The UK government announced 18 new designations targeting cryptocurrency exchanges and the A7 network, a Russia-linked payment infrastructure that operates the ruble-pegged stablecoin A7A5. The measures took effect immediately.

What sets this action apart is the type of restrictions applied. The UK sanctions notice imposed correspondent-banking relationship prohibitions and payment-processing bans on named A7-linked entities, including Aifory LLC and Eurasian Savings Bank. These are bank-style restrictions being applied to crypto-native infrastructure for the first time in a UK sanctions package of this scale.

Huobi Global S.A., the entity behind the HTX exchange, was also designated on suspicion of providing financial services to A7 LLC and Garantex Europe OU. HTX has publicly denied the allegations, stating it refused an A7A5 listing.

The approach mirrors how regulators have historically treated sanctioned banks, signaling that crypto payment rails handling sovereign-scale volumes will face equivalent scrutiny. This resembles the posture seen in previous U.S. enforcement actions targeting crypto-facilitated sanctions evasion.

Why the alleged $90 billion Russia-linked processing claim matters

The UK said the A7 network claimed to have moved more than $90 billion last year, a figure it noted was roughly half of Russia's yearly military expenditure.

UK's stated A7 flow claim more than $90 billion The UK said the A7 network claimed to have moved more than $90 billion last year. Source: GOV.UK

That volume, if accurate, would place the A7 network among the largest payment processors operating outside regulated banking channels globally. The figure is presented as the UK government's assessment based on the network's own claims, not as an independently audited total.

The same UK release alleged that a major global cryptocurrency exchange channeled over $1.5 billion back into Kremlin-linked hands.

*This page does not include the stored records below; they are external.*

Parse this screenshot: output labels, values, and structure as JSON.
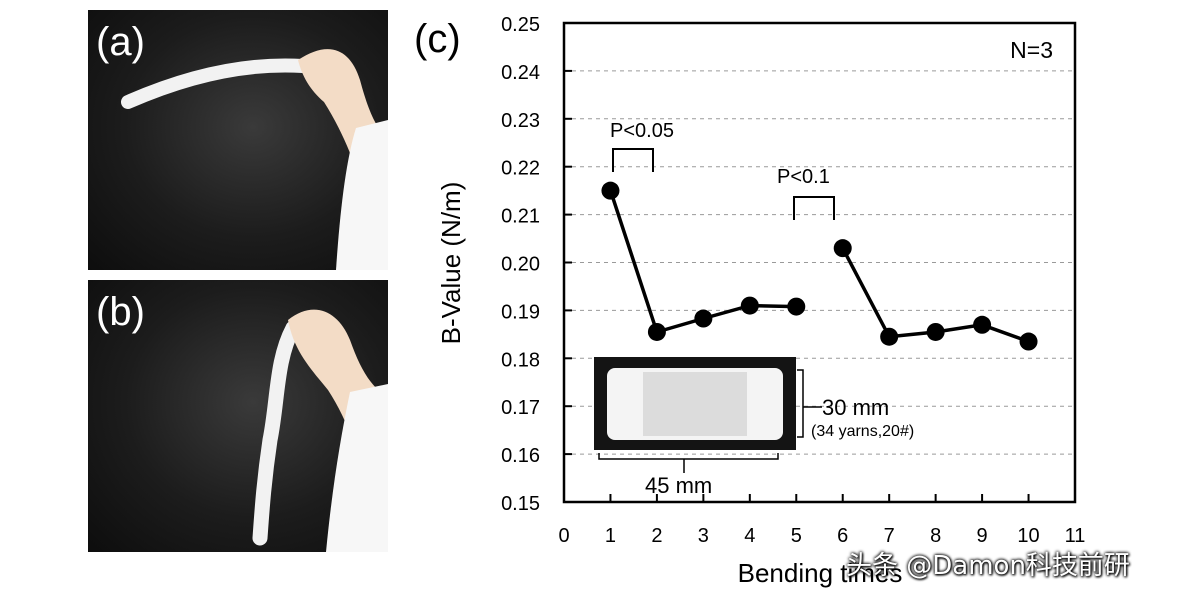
{
  "panels": {
    "a": {
      "label": "(a)"
    },
    "b": {
      "label": "(b)"
    },
    "c": {
      "label": "(c)"
    }
  },
  "chart_data": {
    "type": "line",
    "title": "",
    "xlabel": "Bending times",
    "ylabel": "B-Value (N/m)",
    "xlim": [
      0,
      11
    ],
    "ylim": [
      0.15,
      0.25
    ],
    "xticks": [
      "0",
      "1",
      "2",
      "3",
      "4",
      "5",
      "6",
      "7",
      "8",
      "9",
      "10",
      "11"
    ],
    "yticks": [
      "0.15",
      "0.16",
      "0.17",
      "0.18",
      "0.19",
      "0.20",
      "0.21",
      "0.22",
      "0.23",
      "0.24",
      "0.25"
    ],
    "grid": "horizontal-dashed",
    "series": [
      {
        "name": "segment-1",
        "x": [
          1,
          2,
          3,
          4,
          5
        ],
        "y": [
          0.215,
          0.1855,
          0.1883,
          0.191,
          0.1908
        ]
      },
      {
        "name": "segment-2",
        "x": [
          6,
          7,
          8,
          9,
          10
        ],
        "y": [
          0.203,
          0.1845,
          0.1855,
          0.187,
          0.1835
        ]
      }
    ],
    "annotations": {
      "n_label": "N=3",
      "sig1": {
        "text": "P<0.05",
        "x_from": 1,
        "x_to": 2
      },
      "sig2": {
        "text": "P<0.1",
        "x_from": 5,
        "x_to": 6
      }
    },
    "inset": {
      "height_label": "30 mm",
      "yarn_label": "(34 yarns,20#)",
      "width_label": "45 mm"
    }
  },
  "watermark": "头条 @Damon科技前研",
  "colors": {
    "ink": "#000000",
    "grid": "#9a9a9a",
    "photo_bg": "#1c1c1c"
  }
}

Exchange flow allegation over $1.5 billion The same UK release alleged that a major exchange channeled over $1.5 billion back into Kremlin-linked hands. Source: GOV.UK

A7A5, the stablecoin at the center of the network, currently trades at $0.013 with a market capitalization of approximately $516 million. CoinDesk previously described A7A5 as a ruble-pegged stablecoin built to move money around banking restrictions, positioning it as infrastructure for cross-border Russian trade settlement.

UK Home Secretary Yvette Cooper framed the action in direct terms:

"We are tracking down and shutting off the financial lifelines that sustain Putin's war machine."

— Yvette Cooper, UK Home Secretary

What this could mean for crypto compliance and market sentiment

The designations were made under the UK's Russia (Sanctions) (EU Exit) Regulations 2019. By extending correspondent-banking prohibitions to crypto-linked entities, the UK has established a precedent that decentralized payment networks processing sovereign-scale volumes can be treated identically to traditional financial institutions under sanctions law.

Exchanges and counterparties with any exposure to A7-linked entities now face immediate compliance obligations. The Crypto Fear & Greed Index sits at 28, reflecting broader market unease that extends beyond this single enforcement action.

The practical consequence for the industry is clear: regulators are no longer content to simply blacklist individual wallets or tokens. They are now applying the full architecture of banking sanctions, including relationship prohibitions and payment-processing bans, to crypto infrastructure they deem systemically important to sanctions evasion.

Disclaimer: This article is for informational purposes only and does not constitute financial or investment advice. Cryptocurrency and digital asset markets carry significant risk. Always do your own research before making decisions.